Here we go again. When Allan Greenspan was Fed chief he held the Fed rate to almost 0 percent for two years. This supposedly was to allow liquidity, allowing easy credit for everyone. The problem is that we don’t have a liquidity problem, we have a debt problem.
When Bernanke was Fed chief he followed Greenspan, dropping the Fed rate to near 0 percent since 2008. All of the Keynesian economists follow the theory that having high liquidity increases growth, thus increasing employment. Unfortunately, this never happens.
The public has had to put up with failed economic policies for 20 years, leaving America with a failed economy. Now the Fed has a new chief, Janet Yellen. She will maintain the same failed economic policy that we have had for years.

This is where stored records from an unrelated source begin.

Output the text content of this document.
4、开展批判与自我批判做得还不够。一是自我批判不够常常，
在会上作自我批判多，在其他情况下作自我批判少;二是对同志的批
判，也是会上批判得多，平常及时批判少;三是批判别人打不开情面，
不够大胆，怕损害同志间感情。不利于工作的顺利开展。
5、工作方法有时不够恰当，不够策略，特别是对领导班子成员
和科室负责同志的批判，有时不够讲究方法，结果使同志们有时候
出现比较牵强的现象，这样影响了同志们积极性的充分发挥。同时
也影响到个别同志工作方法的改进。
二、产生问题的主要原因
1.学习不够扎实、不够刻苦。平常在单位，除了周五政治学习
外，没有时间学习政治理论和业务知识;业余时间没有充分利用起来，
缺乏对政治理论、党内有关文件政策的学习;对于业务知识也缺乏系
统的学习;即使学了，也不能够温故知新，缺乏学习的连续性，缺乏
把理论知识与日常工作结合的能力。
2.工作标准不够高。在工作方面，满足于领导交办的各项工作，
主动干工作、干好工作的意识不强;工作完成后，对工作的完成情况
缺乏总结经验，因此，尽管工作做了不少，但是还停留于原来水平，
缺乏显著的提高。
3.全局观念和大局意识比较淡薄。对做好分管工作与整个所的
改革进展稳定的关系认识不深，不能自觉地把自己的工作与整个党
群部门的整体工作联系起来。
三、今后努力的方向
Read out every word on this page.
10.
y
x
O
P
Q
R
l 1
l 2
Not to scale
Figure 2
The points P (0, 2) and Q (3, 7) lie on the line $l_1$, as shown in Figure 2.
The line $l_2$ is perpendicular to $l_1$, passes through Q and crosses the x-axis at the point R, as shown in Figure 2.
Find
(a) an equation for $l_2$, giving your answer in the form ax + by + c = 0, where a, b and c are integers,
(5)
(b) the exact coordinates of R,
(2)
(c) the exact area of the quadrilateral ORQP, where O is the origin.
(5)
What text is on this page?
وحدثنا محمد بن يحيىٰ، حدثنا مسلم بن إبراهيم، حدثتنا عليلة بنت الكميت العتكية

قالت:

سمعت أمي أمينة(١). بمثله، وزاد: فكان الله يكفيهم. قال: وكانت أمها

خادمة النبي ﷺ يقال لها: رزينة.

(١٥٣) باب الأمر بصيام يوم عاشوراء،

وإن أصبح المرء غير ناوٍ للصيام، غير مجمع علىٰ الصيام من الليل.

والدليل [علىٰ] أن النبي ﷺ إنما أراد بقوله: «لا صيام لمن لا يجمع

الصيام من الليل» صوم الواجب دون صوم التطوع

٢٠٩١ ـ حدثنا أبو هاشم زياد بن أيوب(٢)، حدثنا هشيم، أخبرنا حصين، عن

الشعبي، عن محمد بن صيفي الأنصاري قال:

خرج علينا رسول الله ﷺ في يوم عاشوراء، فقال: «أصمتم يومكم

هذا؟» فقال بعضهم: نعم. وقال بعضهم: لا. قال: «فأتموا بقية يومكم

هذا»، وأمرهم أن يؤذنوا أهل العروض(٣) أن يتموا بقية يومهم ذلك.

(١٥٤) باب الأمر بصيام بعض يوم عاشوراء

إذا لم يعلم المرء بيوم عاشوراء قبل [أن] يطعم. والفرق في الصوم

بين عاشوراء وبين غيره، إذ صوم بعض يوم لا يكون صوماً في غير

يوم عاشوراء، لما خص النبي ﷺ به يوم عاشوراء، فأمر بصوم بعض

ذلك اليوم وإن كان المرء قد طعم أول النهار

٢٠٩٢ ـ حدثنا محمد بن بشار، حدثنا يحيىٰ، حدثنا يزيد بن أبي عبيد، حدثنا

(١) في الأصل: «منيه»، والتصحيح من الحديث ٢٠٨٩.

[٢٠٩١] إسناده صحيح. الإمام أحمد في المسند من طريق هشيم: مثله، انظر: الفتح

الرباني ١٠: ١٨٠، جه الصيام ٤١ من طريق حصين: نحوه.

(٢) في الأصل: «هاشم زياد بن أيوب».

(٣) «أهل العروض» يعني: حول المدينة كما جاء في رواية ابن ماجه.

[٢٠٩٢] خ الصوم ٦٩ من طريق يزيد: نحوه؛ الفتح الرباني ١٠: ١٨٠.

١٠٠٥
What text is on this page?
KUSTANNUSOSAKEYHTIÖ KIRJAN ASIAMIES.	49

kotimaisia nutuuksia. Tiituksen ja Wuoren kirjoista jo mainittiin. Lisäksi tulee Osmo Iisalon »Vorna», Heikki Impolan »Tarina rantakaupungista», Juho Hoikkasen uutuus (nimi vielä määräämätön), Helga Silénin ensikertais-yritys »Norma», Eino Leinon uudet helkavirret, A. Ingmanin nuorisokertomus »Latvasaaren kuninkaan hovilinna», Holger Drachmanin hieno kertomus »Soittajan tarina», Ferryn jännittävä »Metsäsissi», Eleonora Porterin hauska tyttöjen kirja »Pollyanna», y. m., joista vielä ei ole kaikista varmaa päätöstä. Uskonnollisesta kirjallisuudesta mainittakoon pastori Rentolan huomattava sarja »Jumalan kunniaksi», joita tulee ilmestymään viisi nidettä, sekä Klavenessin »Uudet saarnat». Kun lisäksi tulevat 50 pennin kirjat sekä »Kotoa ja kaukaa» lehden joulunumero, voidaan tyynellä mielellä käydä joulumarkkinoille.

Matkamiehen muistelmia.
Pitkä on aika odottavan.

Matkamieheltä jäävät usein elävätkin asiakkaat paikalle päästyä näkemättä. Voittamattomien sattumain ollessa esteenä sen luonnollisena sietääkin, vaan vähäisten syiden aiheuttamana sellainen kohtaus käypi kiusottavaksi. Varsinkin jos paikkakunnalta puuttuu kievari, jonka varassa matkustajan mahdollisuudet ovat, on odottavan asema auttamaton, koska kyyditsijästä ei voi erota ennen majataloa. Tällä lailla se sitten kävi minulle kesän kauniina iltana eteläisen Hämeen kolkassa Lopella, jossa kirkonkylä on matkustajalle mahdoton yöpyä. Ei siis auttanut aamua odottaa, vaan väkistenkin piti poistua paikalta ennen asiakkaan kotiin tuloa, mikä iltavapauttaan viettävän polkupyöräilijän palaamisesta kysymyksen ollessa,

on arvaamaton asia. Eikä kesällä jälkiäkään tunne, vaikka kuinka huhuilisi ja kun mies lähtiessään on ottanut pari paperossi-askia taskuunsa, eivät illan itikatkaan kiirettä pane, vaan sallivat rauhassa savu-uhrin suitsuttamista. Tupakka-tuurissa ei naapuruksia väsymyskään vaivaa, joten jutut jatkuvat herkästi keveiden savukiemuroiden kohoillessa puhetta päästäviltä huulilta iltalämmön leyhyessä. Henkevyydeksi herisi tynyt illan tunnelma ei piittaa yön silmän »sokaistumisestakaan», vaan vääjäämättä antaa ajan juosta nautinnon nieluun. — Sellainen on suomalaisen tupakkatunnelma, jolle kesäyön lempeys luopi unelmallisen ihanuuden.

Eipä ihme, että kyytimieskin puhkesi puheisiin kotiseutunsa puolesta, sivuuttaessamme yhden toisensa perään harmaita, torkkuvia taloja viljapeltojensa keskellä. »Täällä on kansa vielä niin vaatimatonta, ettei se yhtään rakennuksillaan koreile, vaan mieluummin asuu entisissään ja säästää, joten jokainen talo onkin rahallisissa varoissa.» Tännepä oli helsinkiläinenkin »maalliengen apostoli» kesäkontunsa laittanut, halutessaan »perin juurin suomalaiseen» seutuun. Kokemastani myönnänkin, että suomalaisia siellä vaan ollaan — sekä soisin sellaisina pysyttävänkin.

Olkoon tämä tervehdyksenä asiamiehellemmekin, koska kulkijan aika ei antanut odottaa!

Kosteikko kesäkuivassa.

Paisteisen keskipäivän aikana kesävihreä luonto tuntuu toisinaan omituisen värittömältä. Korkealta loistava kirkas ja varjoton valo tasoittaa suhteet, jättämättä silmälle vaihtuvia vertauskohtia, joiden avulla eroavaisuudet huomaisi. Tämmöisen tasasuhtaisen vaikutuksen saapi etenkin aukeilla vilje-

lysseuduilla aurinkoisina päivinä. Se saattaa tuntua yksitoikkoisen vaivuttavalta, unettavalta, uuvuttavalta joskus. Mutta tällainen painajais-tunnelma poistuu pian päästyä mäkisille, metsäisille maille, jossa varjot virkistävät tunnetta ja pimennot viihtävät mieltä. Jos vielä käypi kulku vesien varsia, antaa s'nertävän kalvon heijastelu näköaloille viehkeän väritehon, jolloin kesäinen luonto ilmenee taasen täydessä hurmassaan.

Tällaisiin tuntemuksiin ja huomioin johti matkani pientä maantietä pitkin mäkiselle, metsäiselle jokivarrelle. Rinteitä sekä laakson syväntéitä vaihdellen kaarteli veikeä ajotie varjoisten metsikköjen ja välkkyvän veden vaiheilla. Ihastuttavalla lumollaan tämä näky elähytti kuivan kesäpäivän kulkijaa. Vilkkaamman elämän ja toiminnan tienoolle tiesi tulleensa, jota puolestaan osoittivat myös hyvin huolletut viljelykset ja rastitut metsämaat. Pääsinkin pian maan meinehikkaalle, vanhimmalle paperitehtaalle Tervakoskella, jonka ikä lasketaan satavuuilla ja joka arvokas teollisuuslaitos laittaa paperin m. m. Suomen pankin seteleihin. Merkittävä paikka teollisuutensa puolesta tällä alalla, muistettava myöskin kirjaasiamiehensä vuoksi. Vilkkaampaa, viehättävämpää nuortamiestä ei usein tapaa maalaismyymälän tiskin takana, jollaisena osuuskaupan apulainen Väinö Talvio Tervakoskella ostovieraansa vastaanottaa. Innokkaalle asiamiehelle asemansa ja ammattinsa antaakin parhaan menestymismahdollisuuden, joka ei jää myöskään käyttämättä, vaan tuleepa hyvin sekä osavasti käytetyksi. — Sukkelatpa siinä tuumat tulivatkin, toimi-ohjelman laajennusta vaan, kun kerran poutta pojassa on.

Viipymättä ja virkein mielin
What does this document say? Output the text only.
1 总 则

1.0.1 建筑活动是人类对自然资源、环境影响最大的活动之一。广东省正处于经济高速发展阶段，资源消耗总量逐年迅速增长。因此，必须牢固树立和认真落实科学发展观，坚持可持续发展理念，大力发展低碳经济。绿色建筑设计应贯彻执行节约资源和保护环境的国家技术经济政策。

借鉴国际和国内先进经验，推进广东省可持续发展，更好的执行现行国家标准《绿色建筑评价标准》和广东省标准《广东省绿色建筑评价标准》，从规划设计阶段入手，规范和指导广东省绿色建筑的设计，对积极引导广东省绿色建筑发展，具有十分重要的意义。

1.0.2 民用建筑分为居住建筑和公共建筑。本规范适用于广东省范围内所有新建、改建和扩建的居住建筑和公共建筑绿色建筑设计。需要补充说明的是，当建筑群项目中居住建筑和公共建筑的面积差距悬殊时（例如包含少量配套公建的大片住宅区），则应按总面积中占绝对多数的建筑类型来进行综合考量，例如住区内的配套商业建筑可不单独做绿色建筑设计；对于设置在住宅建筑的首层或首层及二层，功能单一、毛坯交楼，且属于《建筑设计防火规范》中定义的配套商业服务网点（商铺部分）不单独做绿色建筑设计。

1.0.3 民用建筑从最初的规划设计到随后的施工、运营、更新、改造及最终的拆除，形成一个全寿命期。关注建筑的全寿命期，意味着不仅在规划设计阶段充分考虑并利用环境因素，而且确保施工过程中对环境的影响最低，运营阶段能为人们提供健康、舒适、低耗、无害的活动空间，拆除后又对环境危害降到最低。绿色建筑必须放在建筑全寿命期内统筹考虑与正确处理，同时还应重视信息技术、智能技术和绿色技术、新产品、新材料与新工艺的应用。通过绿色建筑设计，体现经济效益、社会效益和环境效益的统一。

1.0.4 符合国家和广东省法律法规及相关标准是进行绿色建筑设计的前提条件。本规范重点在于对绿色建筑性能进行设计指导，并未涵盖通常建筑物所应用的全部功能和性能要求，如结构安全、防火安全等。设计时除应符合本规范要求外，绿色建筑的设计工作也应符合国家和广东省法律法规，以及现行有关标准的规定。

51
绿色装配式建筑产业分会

Why should anyone want to continue this policy? We should replace all of the Keynesian economist in Washington with Austria School economists, allowing the economy to flourish.
The Federal Reserve is not part of the federal government. It is a rouge outfit, has never had an audit, and America would be better off without the Fed. Its original mandate was to maintain a strong dollar, and provide elasticity to business. Elasticity meant when high growth occurred liquidity was increased to allow for higher transactions, and when low growth occurred the Fed would reduce liquidity, so inflation would not occur. Well, the Fed does the exact opposite. It increases liquidity when we have high growth, and increases liquidity more when we have low growth.
This is why our future looks very dark, as inflation is increasing. It is ready to explode, thus impacting every American.